Parasitic worms of all three classes (roundworms, tapeworms and flukes) are responsible for numerous human diseases, including three of the most unpleasant (upper left): onchocerciasis, elephantiasis and schistosomiasis. These worms are transmitted with the aid of specific insect or snail vectors, and are restricted to the tropics, while the remainder (lower left) can be picked up anywhere by eating food contaminated with their eggs, larvae or cysts. A feature of many worm infections is their complex life cycles and circuitous migratory patterns, during which they often take up residence in a particular organ (see figure).
Another striking feature is the predominance of eosinophils and of IgE; as a result, hypersensitivity reactions in skin, lung, etc. are common, but whether they are ever protective is still controversial. As they do not replicate in the human host (unlike protozoa, bacteria and viruses), individual worms must resist the immune response particularly well in order to survive and, as with the best-adapted protozoa (compare malaria), immunity operates, if at all, to keep down the numbers of worms rather than to eliminate them. The outlook for vaccination might seem very dim, but it is surprisingly effective in certain dog and cattle infections.

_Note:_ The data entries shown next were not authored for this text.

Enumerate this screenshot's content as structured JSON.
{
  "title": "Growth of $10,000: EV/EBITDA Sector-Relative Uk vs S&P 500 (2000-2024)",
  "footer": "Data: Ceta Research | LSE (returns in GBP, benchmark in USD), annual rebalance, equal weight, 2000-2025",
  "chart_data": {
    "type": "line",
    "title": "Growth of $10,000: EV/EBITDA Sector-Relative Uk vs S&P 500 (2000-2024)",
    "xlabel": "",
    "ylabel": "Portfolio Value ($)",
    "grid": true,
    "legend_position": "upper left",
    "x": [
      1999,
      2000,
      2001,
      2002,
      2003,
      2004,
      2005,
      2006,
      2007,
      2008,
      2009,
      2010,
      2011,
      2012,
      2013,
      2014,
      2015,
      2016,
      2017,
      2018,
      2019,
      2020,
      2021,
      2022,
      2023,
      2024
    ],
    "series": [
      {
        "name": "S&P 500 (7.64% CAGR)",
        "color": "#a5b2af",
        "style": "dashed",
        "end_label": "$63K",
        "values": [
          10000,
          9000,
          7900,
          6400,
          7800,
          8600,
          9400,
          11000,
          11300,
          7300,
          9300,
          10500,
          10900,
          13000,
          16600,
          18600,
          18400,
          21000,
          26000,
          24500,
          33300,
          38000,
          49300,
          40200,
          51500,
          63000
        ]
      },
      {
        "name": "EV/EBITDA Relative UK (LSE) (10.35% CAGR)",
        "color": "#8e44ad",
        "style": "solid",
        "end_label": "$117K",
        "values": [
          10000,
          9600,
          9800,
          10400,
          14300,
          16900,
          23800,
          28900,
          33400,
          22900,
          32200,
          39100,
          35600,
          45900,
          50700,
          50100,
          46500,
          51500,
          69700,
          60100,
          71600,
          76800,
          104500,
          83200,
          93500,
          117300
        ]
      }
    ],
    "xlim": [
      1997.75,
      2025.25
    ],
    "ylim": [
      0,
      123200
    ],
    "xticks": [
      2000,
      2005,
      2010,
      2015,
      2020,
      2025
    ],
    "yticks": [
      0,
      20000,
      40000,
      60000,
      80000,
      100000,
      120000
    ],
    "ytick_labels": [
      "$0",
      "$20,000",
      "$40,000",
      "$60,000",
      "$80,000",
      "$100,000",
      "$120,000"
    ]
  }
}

Mystifying, but provocative, is the finding that several drugs originally used against worms (niridazole, levamisole, hetrazan) turn out to have suppressive or stimulatory effects on T cells, inflammation and other immunological elements, bringing out the point that worms are highly developed animals and share many structures and pathways with their hosts. Some very effective drugs against worms act against their nervous system.
Eosinophils
may have three effects in worm infections: phagocytosis of the copious antigen–antibody complexes, modulation of hypersensitivity by inactivation of mediators and (in vitro at least) killing of certain worms with the aid of IgG antibody. Eosinophilia is partly due to mast-cell and T-cell chemotactic factors; T cells may also stimulate output from the bone marrow via cytokines such as IL-5.